Я хочу одного: позабыть этот горестный миг, и несчастного сердца, в пустыне забытого, крик, и вернуться и жить на вчерашней земле золотой, где растет мое дерево над голубою водой.

«Голос ветра холодного ночью возник…»

Голос ветра холодного ночью возник, голос ветра шепнул: «приготовься, сестра…» Так прости! И прими, как и в прежние дни, ношу горьких стихов, и усталость, и страх. И по-прежнему будь мне опорой во тьме, и, как прежде, утешь, и верни мне покой, — недалекою ночью приблизится смерть и закроет глаза ледяною рукой…

Мои мертвые

«Только мертвые не умрут».

Й. Ш. К. Лишь они остались. Лишь они теперь не пополнят список горестных потерь. И на перепутье, на закате дня призрачной толпою окружат меня. И не разлучат нас долгие года. Лишь потери наши – с нами навсегда.

Хаим Нахман Бялик

О Хаиме Нахмане Бялике

Хаим Нахман Бялик – классик ивритской литературы. Его перу принадлежит как любовная лирика, так и полные боли и силы строки о доле и судьбе еврейского народа. На его стихи написаны песни и романсы. Его творчество переведено более чем на тридцать языков. Он считается одним из создателей современного иврита.
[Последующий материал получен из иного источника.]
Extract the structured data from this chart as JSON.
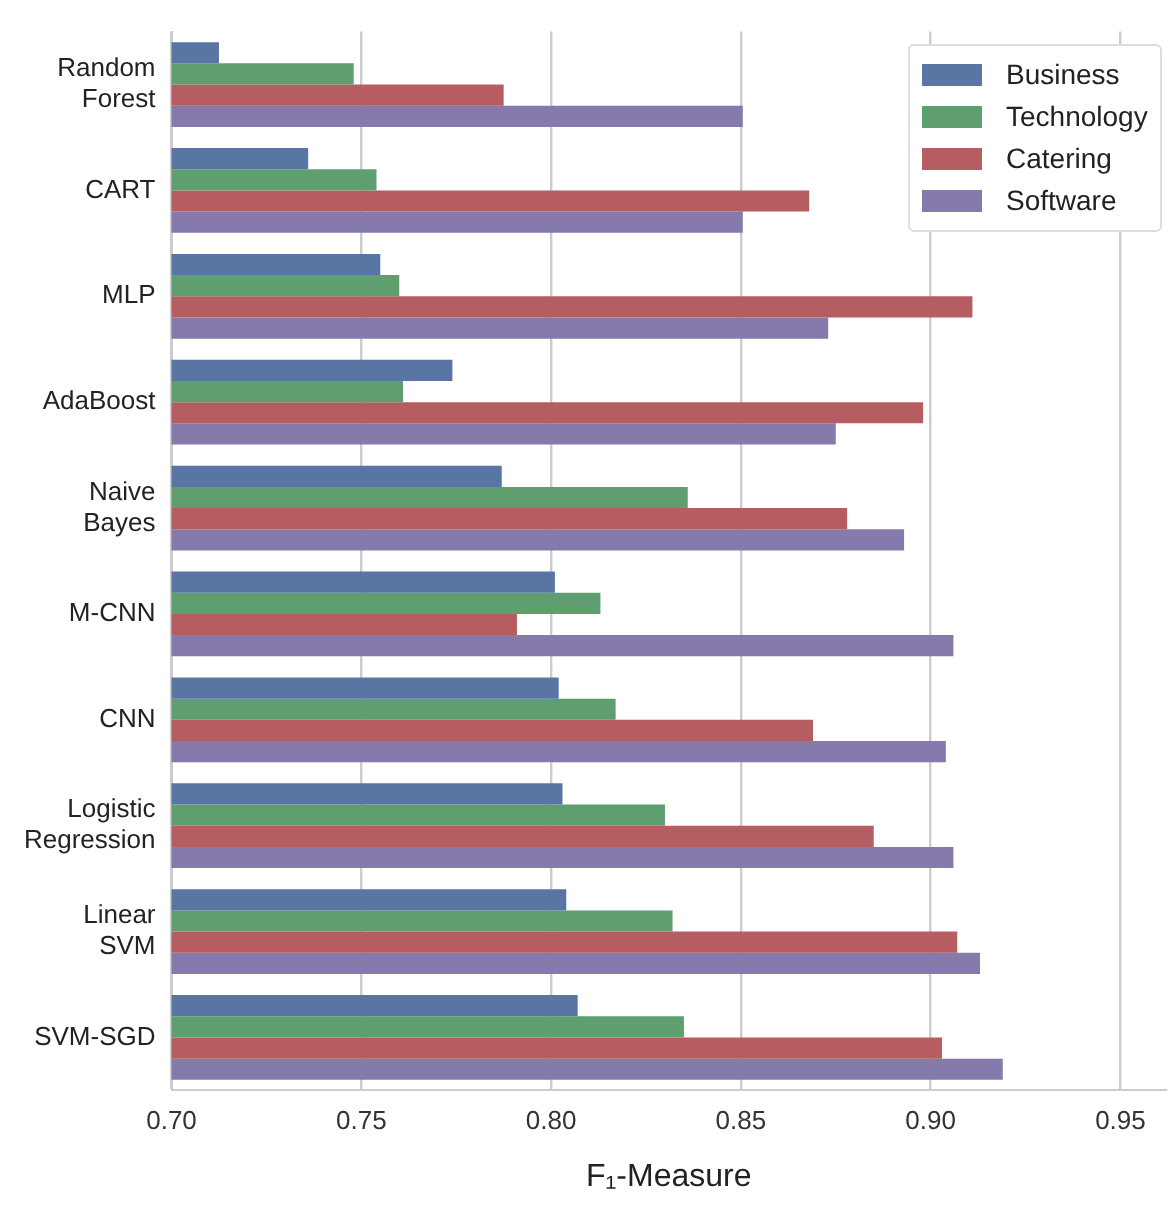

Бялик родился в 1873 году на хуторе Рады возле Житомира, в семье лесника. С семилетнего возраста, после смерти отца, жил в доме деда в Житомире, а в семнадцать лет уехал в Одессу, где начал публиковать свои стихи. До 1921 года он жил попеременно в Одессе и в Житомире. Принимал участие в Сионистских Конгрессах 1907 и 1913 годов, бывал в разных странах Европы и в США. В 1921 году он переехал в Берлин, а в 1924 поселился в Тель-Авиве, где сразу же его дом стал одним из центров культурной жизни. Поэт принимал участие в работе театра «Габима», Еврейского университета в Иерусалиме, Художественного музея в Тель-Авиве. Умер Хаим Нахман Бялик в 1934 году в Вене, после неудачной операции.

***

Я хочу привести здесь кусок из «Автобиографических отрывков» Хаима Нахмана Бялика (в переводе, взятом из учебника Открытого Университета Израиля), который послужит прекрасной иллюстрацией и вступлением к двум поэмам о детстве, которые я включила в эту книгу:

«Понимаю, то, что я видел, не могло произойти в действительности. Но мы с моим сердцем знаем: все, что видели – видели воочию, и никогда сердце мое не сомневалось в этом.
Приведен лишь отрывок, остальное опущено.